New York Attorney General Barbara Underwood has sued the Trump Foundation for self-dealing, calling for a $2.8 million penalty and the dissolution of the so-called charity. Underwood’s office also referred potential criminal prosecutions to the Internal Revenue Service and the Federal Election Commission.
At the heart of the case is a fundraiser that took place in January 2016, while Trump was a candidate in the heated Republican primary. He skipped a primary debate and instead held a televised fundraiser, ostensibly for veterans’ organizations. The legal petition (pdf) filed by Underwood’s office alleges the money instead was used to influence the election.
The evidence includes an e-mail sent by Trump’s campaign manager Corey Lewandowski, which shows campaign officials were controlling the timing of donations ahead of the election. It’s not illegal for an individual to make donations during an election, but it is against the law for political campaigns to coordinate un-reported political expenditures.

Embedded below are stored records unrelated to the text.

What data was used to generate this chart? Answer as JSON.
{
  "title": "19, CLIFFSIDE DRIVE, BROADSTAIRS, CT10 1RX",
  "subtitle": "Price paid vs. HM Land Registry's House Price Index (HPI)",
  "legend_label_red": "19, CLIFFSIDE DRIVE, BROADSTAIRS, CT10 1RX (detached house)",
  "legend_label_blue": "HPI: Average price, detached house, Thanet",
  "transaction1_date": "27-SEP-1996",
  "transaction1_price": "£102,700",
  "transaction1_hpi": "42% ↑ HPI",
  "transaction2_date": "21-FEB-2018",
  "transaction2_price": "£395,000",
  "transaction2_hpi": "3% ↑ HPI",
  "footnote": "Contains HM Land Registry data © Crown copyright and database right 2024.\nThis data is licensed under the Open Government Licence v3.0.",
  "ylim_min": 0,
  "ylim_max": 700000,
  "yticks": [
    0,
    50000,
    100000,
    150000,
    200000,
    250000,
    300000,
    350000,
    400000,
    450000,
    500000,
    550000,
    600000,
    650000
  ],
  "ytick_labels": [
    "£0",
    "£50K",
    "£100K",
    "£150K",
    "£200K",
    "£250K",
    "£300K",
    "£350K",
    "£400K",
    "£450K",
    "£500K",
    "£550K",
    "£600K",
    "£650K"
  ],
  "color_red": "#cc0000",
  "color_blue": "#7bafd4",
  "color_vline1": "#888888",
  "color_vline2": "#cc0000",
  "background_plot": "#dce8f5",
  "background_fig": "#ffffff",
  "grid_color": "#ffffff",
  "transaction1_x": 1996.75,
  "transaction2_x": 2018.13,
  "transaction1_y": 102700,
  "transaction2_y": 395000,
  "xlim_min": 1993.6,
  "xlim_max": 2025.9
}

The Washington Post’s David Fahrenthold, whose Pulitzer Prize-winning reporting on the foundation’s failure to make good on promised donations led to this investigation, reports that Trump ordered the foundation’s executive director Allen Weisselberg to fly to Iowa with checkbook in hand so that he could make donations to local groups immediately. Trump gave out at least five $100,000 grants to local groups in the lead-up to the caucuses, which he won in a shock victory that helped propel him to the Republican party nomination.
Beyond political purposes, the lawsuit describe’s Trump’s foundation as a kind of tax-free slush fund he used to pay off personal debts, buy himself presents, and market his hotels. The new lawsuit also implicates Trump’s children, Eric, Donald Jr. and Ivanka, who were all ostensibly members of the foundation’s board, but which had not in fact met since 1999.